Thanks for the chuckle!

Miz Moffatt said...

WOW -- I hadn't heard of this magazine before, but that is brilliant. It's much like our local newspaper. It shares the name "The Beaver".

Funniest segment of all in our newspaper: "Beaver Trails." Folks take photos of themselves with the paper as they travel across the globe. But, for the sake of the name, it's quite.... something.

Nancy@ifevolutionworks.com said...

Is it any worse than Apple calling their new gadget the iPad?

canadian maple leaf platinum said...

Never heard of that magazine. I think it is good idea to check it out.

Kevin said...

Take Dildo, Newfoundland and Labrador to Climax, Saskatchewan.

marymac said...

Is the Dildo next to the Beaver?

Stan in NH said...

I just wanted to let you know that I rpesented you with Kreativ Blogger Award.
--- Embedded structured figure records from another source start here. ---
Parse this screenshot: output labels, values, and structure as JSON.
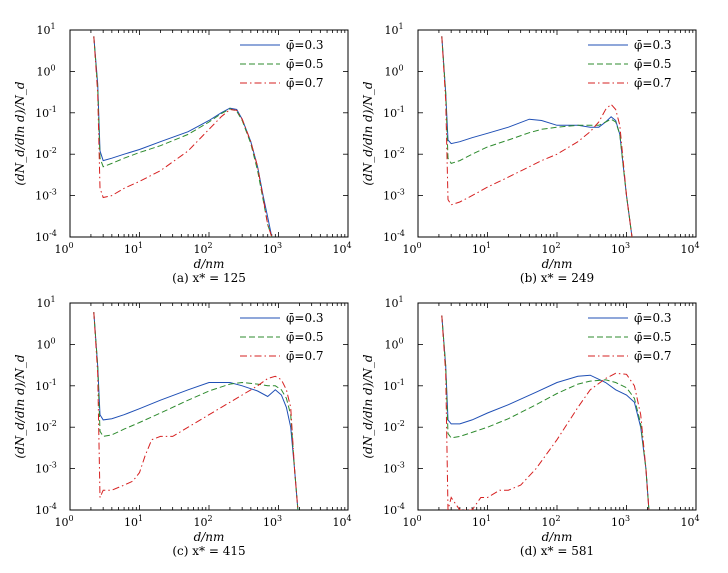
{
  "figure": {
    "panels": [
      {
        "caption": "(a) x* = 125",
        "xlabel": "d/nm",
        "ylabel": "(dN_d/dln d)/N_d",
        "legend": [
          "φ̄=0.3",
          "φ̄=0.5",
          "φ̄=0.7"
        ]
      },
      {
        "caption": "(b) x* = 249",
        "xlabel": "d/nm",
        "ylabel": "(dN_d/dln d)/N_d",
        "legend": [
          "φ̄=0.3",
          "φ̄=0.5",
          "φ̄=0.7"
        ]
      },
      {
        "caption": "(c) x* = 415",
        "xlabel": "d/nm",
        "ylabel": "(dN_d/dln d)/N_d",
        "legend": [
          "φ̄=0.3",
          "φ̄=0.5",
          "φ̄=0.7"
        ]
      },
      {
        "caption": "(d) x* = 581",
        "xlabel": "d/nm",
        "ylabel": "(dN_d/dln d)/N_d",
        "legend": [
          "φ̄=0.3",
          "φ̄=0.5",
          "φ̄=0.7"
        ]
      }
    ]
  },
  "chart_data": [
    {
      "type": "line",
      "caption": "(a) x* = 125",
      "xscale": "log",
      "yscale": "log",
      "xlim": [
        1,
        10000
      ],
      "ylim": [
        0.0001,
        10
      ],
      "xticks": [
        "10^0",
        "10^1",
        "10^2",
        "10^3",
        "10^4"
      ],
      "yticks": [
        "10^-4",
        "10^-3",
        "10^-2",
        "10^-1",
        "10^0",
        "10^1"
      ],
      "legend_position": "top-right",
      "series": [
        {
          "name": "φ̄=0.3",
          "color": "#1f4fb5",
          "dash": "solid",
          "x": [
            2.2,
            2.5,
            2.7,
            3,
            4,
            6,
            10,
            20,
            50,
            100,
            150,
            200,
            250,
            300,
            400,
            500,
            600,
            700,
            800
          ],
          "y": [
            7,
            0.5,
            0.012,
            0.007,
            0.008,
            0.01,
            0.013,
            0.02,
            0.035,
            0.065,
            0.1,
            0.13,
            0.12,
            0.07,
            0.02,
            0.005,
            0.001,
            0.0003,
            0.0001
          ]
        },
        {
          "name": "φ̄=0.5",
          "color": "#2e8b2e",
          "dash": "dashed",
          "x": [
            2.2,
            2.5,
            2.7,
            3,
            4,
            6,
            10,
            20,
            50,
            100,
            150,
            200,
            250,
            300,
            400,
            500,
            600,
            700,
            800
          ],
          "y": [
            7,
            0.4,
            0.008,
            0.005,
            0.006,
            0.008,
            0.011,
            0.016,
            0.03,
            0.06,
            0.095,
            0.125,
            0.11,
            0.065,
            0.018,
            0.004,
            0.0008,
            0.0002,
            0.0001
          ]
        },
        {
          "name": "φ̄=0.7",
          "color": "#d62020",
          "dash": "dashdot",
          "x": [
            2.2,
            2.5,
            2.7,
            3,
            4,
            6,
            10,
            20,
            50,
            100,
            150,
            200,
            250,
            300,
            400,
            500,
            600,
            700,
            800
          ],
          "y": [
            7,
            0.3,
            0.0015,
            0.0009,
            0.001,
            0.0015,
            0.0022,
            0.004,
            0.012,
            0.04,
            0.08,
            0.12,
            0.115,
            0.07,
            0.02,
            0.005,
            0.0009,
            0.0002,
            0.0001
          ]
        }
      ]
    },
    {
      "type": "line",
      "caption": "(b) x* = 249",
      "xscale": "log",
      "yscale": "log",
      "xlim": [
        1,
        10000
      ],
      "ylim": [
        0.0001,
        10
      ],
      "xticks": [
        "10^0",
        "10^1",
        "10^2",
        "10^3",
        "10^4"
      ],
      "yticks": [
        "10^-4",
        "10^-3",
        "10^-2",
        "10^-1",
        "10^0",
        "10^1"
      ],
      "legend_position": "top-right",
      "series": [
        {
          "name": "φ̄=0.3",
          "color": "#1f4fb5",
          "dash": "solid",
          "x": [
            2.2,
            2.5,
            2.7,
            3,
            4,
            6,
            10,
            20,
            40,
            60,
            100,
            200,
            300,
            400,
            500,
            600,
            700,
            800,
            1000,
            1200
          ],
          "y": [
            7,
            0.3,
            0.022,
            0.018,
            0.02,
            0.025,
            0.032,
            0.045,
            0.07,
            0.065,
            0.05,
            0.05,
            0.045,
            0.045,
            0.06,
            0.08,
            0.065,
            0.03,
            0.001,
            0.0001
          ]
        },
        {
          "name": "φ̄=0.5",
          "color": "#2e8b2e",
          "dash": "dashed",
          "x": [
            2.2,
            2.5,
            2.7,
            3,
            4,
            6,
            10,
            20,
            40,
            60,
            100,
            200,
            300,
            400,
            500,
            600,
            700,
            800,
            1000,
            1200
          ],
          "y": [
            7,
            0.3,
            0.008,
            0.006,
            0.007,
            0.01,
            0.015,
            0.022,
            0.033,
            0.04,
            0.045,
            0.05,
            0.05,
            0.05,
            0.06,
            0.07,
            0.06,
            0.03,
            0.001,
            0.0001
          ]
        },
        {
          "name": "φ̄=0.7",
          "color": "#d62020",
          "dash": "dashdot",
          "x": [
            2.2,
            2.5,
            2.7,
            3,
            4,
            6,
            10,
            20,
            40,
            60,
            100,
            200,
            300,
            400,
            500,
            600,
            700,
            800,
            1000,
            1200
          ],
          "y": [
            7,
            0.2,
            0.0008,
            0.0006,
            0.0007,
            0.001,
            0.0016,
            0.0028,
            0.005,
            0.007,
            0.01,
            0.02,
            0.035,
            0.06,
            0.12,
            0.16,
            0.12,
            0.05,
            0.001,
            0.0001
          ]
        }
      ]
    },
    {
      "type": "line",
      "caption": "(c) x* = 415",
      "xscale": "log",
      "yscale": "log",
      "xlim": [
        1,
        10000
      ],
      "ylim": [
        0.0001,
        10
      ],
      "xticks": [
        "10^0",
        "10^1",
        "10^2",
        "10^3",
        "10^4"
      ],
      "yticks": [
        "10^-4",
        "10^-3",
        "10^-2",
        "10^-1",
        "10^0",
        "10^1"
      ],
      "legend_position": "top-right",
      "series": [
        {
          "name": "φ̄=0.3",
          "color": "#1f4fb5",
          "dash": "solid",
          "x": [
            2.2,
            2.5,
            2.7,
            3,
            4,
            6,
            10,
            20,
            50,
            100,
            200,
            300,
            500,
            700,
            900,
            1100,
            1300,
            1500,
            1700,
            1900
          ],
          "y": [
            6,
            0.3,
            0.02,
            0.015,
            0.016,
            0.02,
            0.028,
            0.045,
            0.08,
            0.12,
            0.12,
            0.1,
            0.075,
            0.055,
            0.08,
            0.06,
            0.03,
            0.01,
            0.001,
            0.0001
          ]
        },
        {
          "name": "φ̄=0.5",
          "color": "#2e8b2e",
          "dash": "dashed",
          "x": [
            2.2,
            2.5,
            2.7,
            3,
            4,
            6,
            10,
            20,
            50,
            100,
            200,
            300,
            500,
            700,
            900,
            1100,
            1300,
            1500,
            1700,
            1900
          ],
          "y": [
            6,
            0.3,
            0.008,
            0.006,
            0.0065,
            0.009,
            0.013,
            0.022,
            0.045,
            0.075,
            0.11,
            0.12,
            0.11,
            0.1,
            0.1,
            0.08,
            0.05,
            0.02,
            0.001,
            0.0001
          ]
        },
        {
          "name": "φ̄=0.7",
          "color": "#d62020",
          "dash": "dashdot",
          "x": [
            2.2,
            2.5,
            2.7,
            3,
            4,
            6,
            8,
            10,
            12,
            15,
            20,
            30,
            50,
            100,
            200,
            300,
            500,
            700,
            900,
            1100,
            1300,
            1500,
            1700,
            1900
          ],
          "y": [
            6,
            0.2,
            0.0002,
            0.0003,
            0.0003,
            0.0004,
            0.0005,
            0.0008,
            0.002,
            0.005,
            0.006,
            0.006,
            0.01,
            0.02,
            0.04,
            0.06,
            0.1,
            0.15,
            0.17,
            0.14,
            0.08,
            0.03,
            0.001,
            0.0001
          ]
        }
      ]
    },
    {
      "type": "line",
      "caption": "(d) x* = 581",
      "xscale": "log",
      "yscale": "log",
      "xlim": [
        1,
        10000
      ],
      "ylim": [
        0.0001,
        10
      ],
      "xticks": [
        "10^0",
        "10^1",
        "10^2",
        "10^3",
        "10^4"
      ],
      "yticks": [
        "10^-4",
        "10^-3",
        "10^-2",
        "10^-1",
        "10^0",
        "10^1"
      ],
      "legend_position": "top-right",
      "series": [
        {
          "name": "φ̄=0.3",
          "color": "#1f4fb5",
          "dash": "solid",
          "x": [
            2.2,
            2.5,
            2.7,
            3,
            4,
            6,
            10,
            20,
            50,
            100,
            200,
            300,
            500,
            700,
            1000,
            1300,
            1600,
            1900,
            2100
          ],
          "y": [
            5,
            0.3,
            0.015,
            0.012,
            0.012,
            0.015,
            0.022,
            0.035,
            0.07,
            0.12,
            0.17,
            0.18,
            0.12,
            0.08,
            0.06,
            0.04,
            0.01,
            0.001,
            0.0001
          ]
        },
        {
          "name": "φ̄=0.5",
          "color": "#2e8b2e",
          "dash": "dashed",
          "x": [
            2.2,
            2.5,
            2.7,
            3,
            4,
            6,
            10,
            20,
            50,
            100,
            200,
            300,
            500,
            700,
            1000,
            1300,
            1600,
            1900,
            2100
          ],
          "y": [
            5,
            0.3,
            0.007,
            0.0055,
            0.006,
            0.0075,
            0.01,
            0.016,
            0.035,
            0.065,
            0.11,
            0.13,
            0.14,
            0.12,
            0.09,
            0.05,
            0.012,
            0.001,
            0.0001
          ]
        },
        {
          "name": "φ̄=0.7",
          "color": "#d62020",
          "dash": "dashdot",
          "x": [
            2.2,
            2.5,
            2.7,
            3,
            4,
            6,
            8,
            10,
            15,
            20,
            30,
            50,
            100,
            200,
            300,
            500,
            700,
            1000,
            1300,
            1600,
            1900,
            2100
          ],
          "y": [
            5,
            0.2,
            0.0001,
            0.0002,
            0.0001,
            0.0001,
            0.0002,
            0.0002,
            0.0003,
            0.0003,
            0.0004,
            0.001,
            0.005,
            0.03,
            0.08,
            0.15,
            0.2,
            0.19,
            0.1,
            0.02,
            0.001,
            0.0001
          ]
        }
      ]
    }
  ]
}
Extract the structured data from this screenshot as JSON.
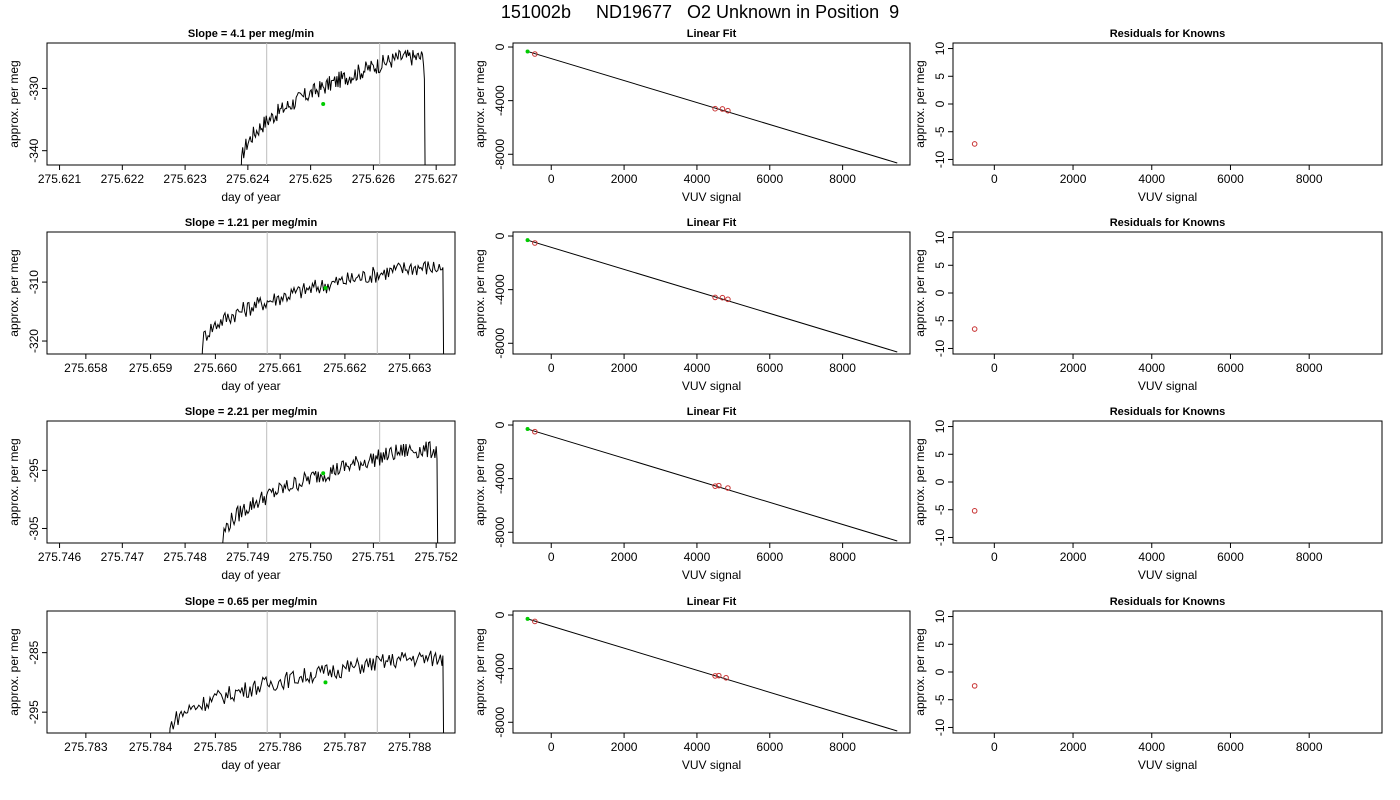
{
  "figure_title": "151002b     ND19677   O2 Unknown in Position  9",
  "colors": {
    "trace": "#000000",
    "vline": "#bebebe",
    "green_point": "#00cc00",
    "red_point": "#c83232",
    "fit_line": "#000000"
  },
  "chart_data": [
    {
      "type": "line",
      "row": 1,
      "col": 1,
      "title": "Slope =  4.1  per meg/min",
      "xlabel": "day of year",
      "ylabel": "approx. per meg",
      "xlim": [
        275.6208,
        275.6273
      ],
      "ylim": [
        -342.3,
        -322.7
      ],
      "xticks": [
        "275.621",
        "275.622",
        "275.623",
        "275.624",
        "275.625",
        "275.626",
        "275.627"
      ],
      "xtick_values": [
        275.621,
        275.622,
        275.623,
        275.624,
        275.625,
        275.626,
        275.627
      ],
      "yticks": [
        "-330",
        "-340"
      ],
      "ytick_values": [
        -330,
        -340
      ],
      "vlines": [
        275.6243,
        275.6261
      ],
      "green_point": {
        "x": 275.6252,
        "y": -332.5
      },
      "trace_start": 275.6239,
      "trace_end": 275.6268,
      "trace_y0": -342,
      "trace_y1": -325.0,
      "trace_end_y": -328.5
    },
    {
      "type": "line",
      "row": 2,
      "col": 1,
      "title": "Slope =  1.21  per meg/min",
      "xlabel": "day of year",
      "ylabel": "approx. per meg",
      "xlim": [
        275.6574,
        275.6637
      ],
      "ylim": [
        -322.2,
        -301.5
      ],
      "xticks": [
        "275.658",
        "275.659",
        "275.660",
        "275.661",
        "275.662",
        "275.663"
      ],
      "xtick_values": [
        275.658,
        275.659,
        275.66,
        275.661,
        275.662,
        275.663
      ],
      "yticks": [
        "-310",
        "-320"
      ],
      "ytick_values": [
        -310,
        -320
      ],
      "vlines": [
        275.6608,
        275.6625
      ],
      "green_point": {
        "x": 275.6617,
        "y": -311.0
      },
      "trace_start": 275.6598,
      "trace_end": 275.6635,
      "trace_y0": -320.5,
      "trace_y1": -307.5,
      "trace_end_y": -307.5
    },
    {
      "type": "line",
      "row": 3,
      "col": 1,
      "title": "Slope =  2.21  per meg/min",
      "xlabel": "day of year",
      "ylabel": "approx. per meg",
      "xlim": [
        275.7458,
        275.7523
      ],
      "ylim": [
        -307.5,
        -286.5
      ],
      "xticks": [
        "275.746",
        "275.747",
        "275.748",
        "275.749",
        "275.750",
        "275.751",
        "275.752"
      ],
      "xtick_values": [
        275.746,
        275.747,
        275.748,
        275.749,
        275.75,
        275.751,
        275.752
      ],
      "yticks": [
        "-295",
        "-305"
      ],
      "ytick_values": [
        -295,
        -305
      ],
      "vlines": [
        275.7493,
        275.7511
      ],
      "green_point": {
        "x": 275.7502,
        "y": -295.5
      },
      "trace_start": 275.7486,
      "trace_end": 275.752,
      "trace_y0": -307,
      "trace_y1": -291.5,
      "trace_end_y": -293.0
    },
    {
      "type": "line",
      "row": 4,
      "col": 1,
      "title": "Slope =  0.65  per meg/min",
      "xlabel": "day of year",
      "ylabel": "approx. per meg",
      "xlim": [
        275.7824,
        275.7887
      ],
      "ylim": [
        -298.5,
        -278.0
      ],
      "xticks": [
        "275.783",
        "275.784",
        "275.785",
        "275.786",
        "275.787",
        "275.788"
      ],
      "xtick_values": [
        275.783,
        275.784,
        275.785,
        275.786,
        275.787,
        275.788
      ],
      "yticks": [
        "-285",
        "-295"
      ],
      "ytick_values": [
        -285,
        -295
      ],
      "vlines": [
        275.7858,
        275.7875
      ],
      "green_point": {
        "x": 275.7867,
        "y": -290.0
      },
      "trace_start": 275.7843,
      "trace_end": 275.7885,
      "trace_y0": -298,
      "trace_y1": -286.0,
      "trace_end_y": -285.5
    },
    {
      "type": "scatter",
      "row": 1,
      "col": 2,
      "title": "Linear Fit",
      "xlabel": "VUV signal",
      "ylabel": "approx. per meg",
      "xlim": [
        -1050,
        9850
      ],
      "ylim": [
        -8800,
        300
      ],
      "xticks": [
        "0",
        "2000",
        "4000",
        "6000",
        "8000"
      ],
      "xtick_values": [
        0,
        2000,
        4000,
        6000,
        8000
      ],
      "yticks": [
        "0",
        "-4000",
        "-8000"
      ],
      "ytick_values": [
        0,
        -4000,
        -8000
      ],
      "green_points": [
        [
          -650,
          -330
        ]
      ],
      "red_points": [
        [
          -450,
          -520
        ],
        [
          4500,
          -4600
        ],
        [
          4700,
          -4620
        ],
        [
          4850,
          -4750
        ]
      ],
      "fit_line": [
        [
          -650,
          -330
        ],
        [
          9500,
          -8650
        ]
      ]
    },
    {
      "type": "scatter",
      "row": 2,
      "col": 2,
      "title": "Linear Fit",
      "xlabel": "VUV signal",
      "ylabel": "approx. per meg",
      "xlim": [
        -1050,
        9850
      ],
      "ylim": [
        -8800,
        300
      ],
      "xticks": [
        "0",
        "2000",
        "4000",
        "6000",
        "8000"
      ],
      "xtick_values": [
        0,
        2000,
        4000,
        6000,
        8000
      ],
      "yticks": [
        "0",
        "-4000",
        "-8000"
      ],
      "ytick_values": [
        0,
        -4000,
        -8000
      ],
      "green_points": [
        [
          -650,
          -310
        ]
      ],
      "red_points": [
        [
          -450,
          -520
        ],
        [
          4500,
          -4580
        ],
        [
          4700,
          -4600
        ],
        [
          4850,
          -4720
        ]
      ],
      "fit_line": [
        [
          -650,
          -310
        ],
        [
          9500,
          -8650
        ]
      ]
    },
    {
      "type": "scatter",
      "row": 3,
      "col": 2,
      "title": "Linear Fit",
      "xlabel": "VUV signal",
      "ylabel": "approx. per meg",
      "xlim": [
        -1050,
        9850
      ],
      "ylim": [
        -8800,
        300
      ],
      "xticks": [
        "0",
        "2000",
        "4000",
        "6000",
        "8000"
      ],
      "xtick_values": [
        0,
        2000,
        4000,
        6000,
        8000
      ],
      "yticks": [
        "0",
        "-4000",
        "-8000"
      ],
      "ytick_values": [
        0,
        -4000,
        -8000
      ],
      "green_points": [
        [
          -650,
          -300
        ]
      ],
      "red_points": [
        [
          -450,
          -500
        ],
        [
          4500,
          -4560
        ],
        [
          4600,
          -4520
        ],
        [
          4850,
          -4700
        ]
      ],
      "fit_line": [
        [
          -650,
          -300
        ],
        [
          9500,
          -8650
        ]
      ]
    },
    {
      "type": "scatter",
      "row": 4,
      "col": 2,
      "title": "Linear Fit",
      "xlabel": "VUV signal",
      "ylabel": "approx. per meg",
      "xlim": [
        -1050,
        9850
      ],
      "ylim": [
        -8800,
        300
      ],
      "xticks": [
        "0",
        "2000",
        "4000",
        "6000",
        "8000"
      ],
      "xtick_values": [
        0,
        2000,
        4000,
        6000,
        8000
      ],
      "yticks": [
        "0",
        "-4000",
        "-8000"
      ],
      "ytick_values": [
        0,
        -4000,
        -8000
      ],
      "green_points": [
        [
          -650,
          -290
        ]
      ],
      "red_points": [
        [
          -450,
          -480
        ],
        [
          4500,
          -4540
        ],
        [
          4600,
          -4520
        ],
        [
          4800,
          -4680
        ]
      ],
      "fit_line": [
        [
          -650,
          -290
        ],
        [
          9500,
          -8650
        ]
      ]
    },
    {
      "type": "scatter",
      "row": 1,
      "col": 3,
      "title": "Residuals for Knowns",
      "xlabel": "VUV signal",
      "ylabel": "approx. per meg",
      "xlim": [
        -1050,
        9850
      ],
      "ylim": [
        -11,
        11
      ],
      "xticks": [
        "0",
        "2000",
        "4000",
        "6000",
        "8000"
      ],
      "xtick_values": [
        0,
        2000,
        4000,
        6000,
        8000
      ],
      "yticks": [
        "10",
        "5",
        "0",
        "-5",
        "-10"
      ],
      "ytick_values": [
        10,
        5,
        0,
        -5,
        -10
      ],
      "red_points": [
        [
          -500,
          -7.2
        ]
      ]
    },
    {
      "type": "scatter",
      "row": 2,
      "col": 3,
      "title": "Residuals for Knowns",
      "xlabel": "VUV signal",
      "ylabel": "approx. per meg",
      "xlim": [
        -1050,
        9850
      ],
      "ylim": [
        -11,
        11
      ],
      "xticks": [
        "0",
        "2000",
        "4000",
        "6000",
        "8000"
      ],
      "xtick_values": [
        0,
        2000,
        4000,
        6000,
        8000
      ],
      "yticks": [
        "10",
        "5",
        "0",
        "-5",
        "-10"
      ],
      "ytick_values": [
        10,
        5,
        0,
        -5,
        -10
      ],
      "red_points": [
        [
          -500,
          -6.5
        ]
      ]
    },
    {
      "type": "scatter",
      "row": 3,
      "col": 3,
      "title": "Residuals for Knowns",
      "xlabel": "VUV signal",
      "ylabel": "approx. per meg",
      "xlim": [
        -1050,
        9850
      ],
      "ylim": [
        -11,
        11
      ],
      "xticks": [
        "0",
        "2000",
        "4000",
        "6000",
        "8000"
      ],
      "xtick_values": [
        0,
        2000,
        4000,
        6000,
        8000
      ],
      "yticks": [
        "10",
        "5",
        "0",
        "-5",
        "-10"
      ],
      "ytick_values": [
        10,
        5,
        0,
        -5,
        -10
      ],
      "red_points": [
        [
          -500,
          -5.2
        ]
      ]
    },
    {
      "type": "scatter",
      "row": 4,
      "col": 3,
      "title": "Residuals for Knowns",
      "xlabel": "VUV signal",
      "ylabel": "approx. per meg",
      "xlim": [
        -1050,
        9850
      ],
      "ylim": [
        -11,
        11
      ],
      "xticks": [
        "0",
        "2000",
        "4000",
        "6000",
        "8000"
      ],
      "xtick_values": [
        0,
        2000,
        4000,
        6000,
        8000
      ],
      "yticks": [
        "10",
        "5",
        "0",
        "-5",
        "-10"
      ],
      "ytick_values": [
        10,
        5,
        0,
        -5,
        -10
      ],
      "red_points": [
        [
          -500,
          -2.5
        ]
      ]
    }
  ]
}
Thanks for your wonderful blog and you your thoughtful and kreativ posts. Thanks, Brahm.

I don't know much about Canadian History. I just know that the Canada goose landing fields were chosen by the Paddington Family as the fields for planting the grains they would use to make their blended whiskey. I did learn that in college. :)

Brahm said...

Holy crap, there's a Climax, Sakatchewan??? Let's go there. Often...

injaynesworld said...

LOL! Nice to know I can always count on this place for chuckle.

Kevin said...

You want to go to Climax, Saskatchewan? Firstly, you have never been to Saskatchewan (even though I was born in Saskatoon, Saskatchewan). Secondly, you need to learn how to spell Saskatchewan correctly before you will ever get to Climax (the village, I mean).